Steampunk stories can become a dime a dozen, but not in Australian comics. They’re quite rare because the steampunk subgenre is not particularly tied to the local culture. This makes me enjoy what occasional steampunk story I find, with the likes of Word Smith.
Sigmate Studio’s Word Smith is a good, fun story with a great human side to it. It is a story of the ties that bind and how a word can change everything - sometimes for the worst.
Can Words Break You? The Story of Word Smith
Word Smith is an Australian comic book story created and written by Stephen Kok and illustrated by P.R. Dedelis, with colours from Peyton Freeman. The story follows Victoria, a “wordsmith.”
In-story, wordsmiths create items made from their magic, and it can easily influence the mood of normal humans. Victoria is known to be the best in the city. Bonnie, a baker and a wife, visits to create a birthday gift for her husband.
As Victoria made the word “dream,” Bonnie’s husband realised that there is more to life than their family bakery and sets off on a journey. As the mistake happens, Victoria and friends go on a wild goose chase to convince Bonnie’s husband back.
As the story goes, Victoria creates different connections with a variety of people. She meets orphans, airship pilots, and people wishing to find bonds that they lost.
As she moves towards correcting her mistakes with her words, she realises there’s more to people than one word. Victoria will learn the value of bonds and how it dictates how the world moves around her.
The Ties That Bind: The World of Word Smith
Word Smith is quite a complete and compelling story. It trudges the edges of family, bonds between people, and how people connect to each other. There are multiple stories within the central plot, which makes it a good, solid adventure.

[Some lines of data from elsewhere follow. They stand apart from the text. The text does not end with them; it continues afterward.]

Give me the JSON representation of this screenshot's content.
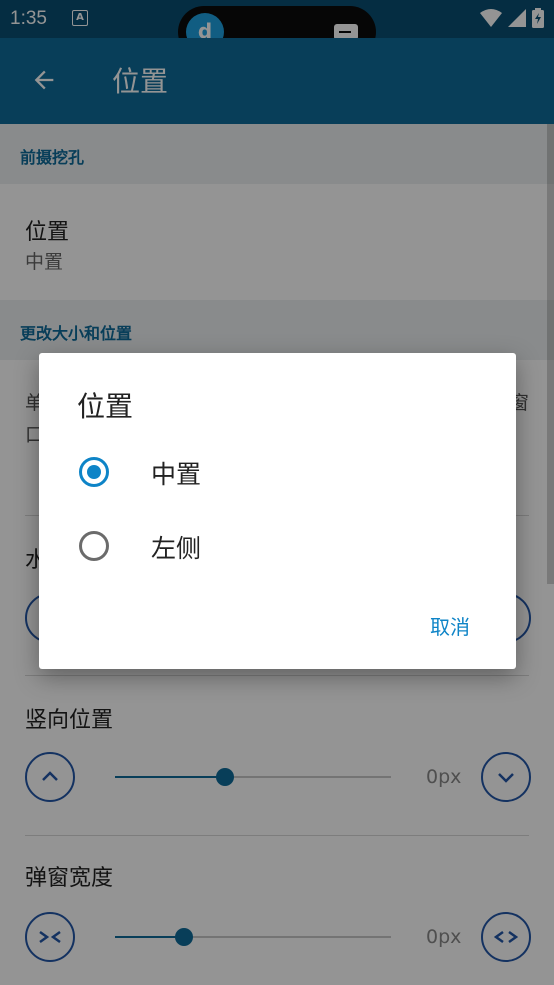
{
  "status": {
    "time": "1:35",
    "notif_letter": "A"
  },
  "appbar": {
    "title": "位置"
  },
  "sections": {
    "front_camera": "前摄挖孔",
    "resize": "更改大小和位置"
  },
  "position_pref": {
    "title": "位置",
    "value": "中置"
  },
  "partial": {
    "left_line1": "单",
    "left_line2": "口",
    "right_line1": "窗",
    "horizontal": "水"
  },
  "vertical": {
    "title": "竖向位置",
    "value": "0px",
    "level": 0.4
  },
  "width": {
    "title": "弹窗宽度",
    "value": "0px",
    "level": 0.25
  },
  "dialog": {
    "title": "位置",
    "options": [
      {
        "label": "中置",
        "selected": true
      },
      {
        "label": "左侧",
        "selected": false
      }
    ],
    "cancel": "取消"
  },
  "colors": {
    "primary": "#0e6c9a",
    "accent": "#0e84c7",
    "button_outline": "#2457a8"
  }
}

The plot of the comic book is clear. It presents a goal, some purpose, and how people connect through adversity. As the characters test the limits of their willingness to deal with emotions, they learn more about the people around them.
The central McGuffin in the story is Victoria’s smithing skills. She is among the many, and likely the best in this steampunk city, who can create “words”. These words act like the best way to relay somebody’s true intent without having it misconstrued.
Even with such a mind-altering ability, they don’t always have the desired effect. Communicating clearly does not always mean you get what you want - only that the other party understands what you say with utmost clarity.
In line with this, much of the story revolves around Victoria finding out that Bonnie’s husband reacts differently to her words. Even if he clearly understands the message, he does not comply, but rather follows through with what he wants.
The only issue I have with the story is the lack of focus and the level of contrived scenarios happening. Even with goals and plot, the story moves at a weird pace. It’s slow enough to feel like it’s crawling but fast enough that there’s not a lot of material to work on.
There’s also not much world-building. Nobody explains anything - the name of the city or even what a word smith does. The story implies that the reader will get everything, which leaves too much to the imagination.
Crisp and Clear: The Art of Word Smith
The art of Word Smith is crisp and clear, clearly showing off the wonders of a magical, steampunk world. The design is reminiscent of ‘90s to early 2000s cartoons, with the styles of Winx Club, WITCH, and other Gaumont Animation designs around the era.
The style itself is versatile, giving off a hybrid cartoon-anime art design. It also works well with the colour and the background art. Plus points to the art team’s backgrounds too.
A lot of times, many indie comic artists are great comic designers but bad background designers. These show in a few comics, but Word Smith has great backgrounds. The world looks alive, which is why the lack of world-building is lamentable.
Even then, the art is the strongest suit of the entire comic. It is consistent from start to finish, and it’s clear that care and precision was a priority.
Should You Read Word Smith #1?
Should you read Word Smith? The answer is clearly yes, especially if you want a good, complete story. It is a story catered mostly for young readers but it’s family-friendly enough to give to anyone.
Word Smith is a nice, clean story with an Aesop at the end. Depending on your preference for stories, it can be “one of the best children’s story” you’ve read or the “most squeaky clean” tales out there.
For people who appreciate good, clean stories that feel like it can get a serialised Saturday morning cartoon, Word Smith is for you. People looking for more action would need to look somewhere else. I’m looking forward to the next adventures of Victoria and the people around her. How can her words change the lives of those around them? We can only hazard a guess.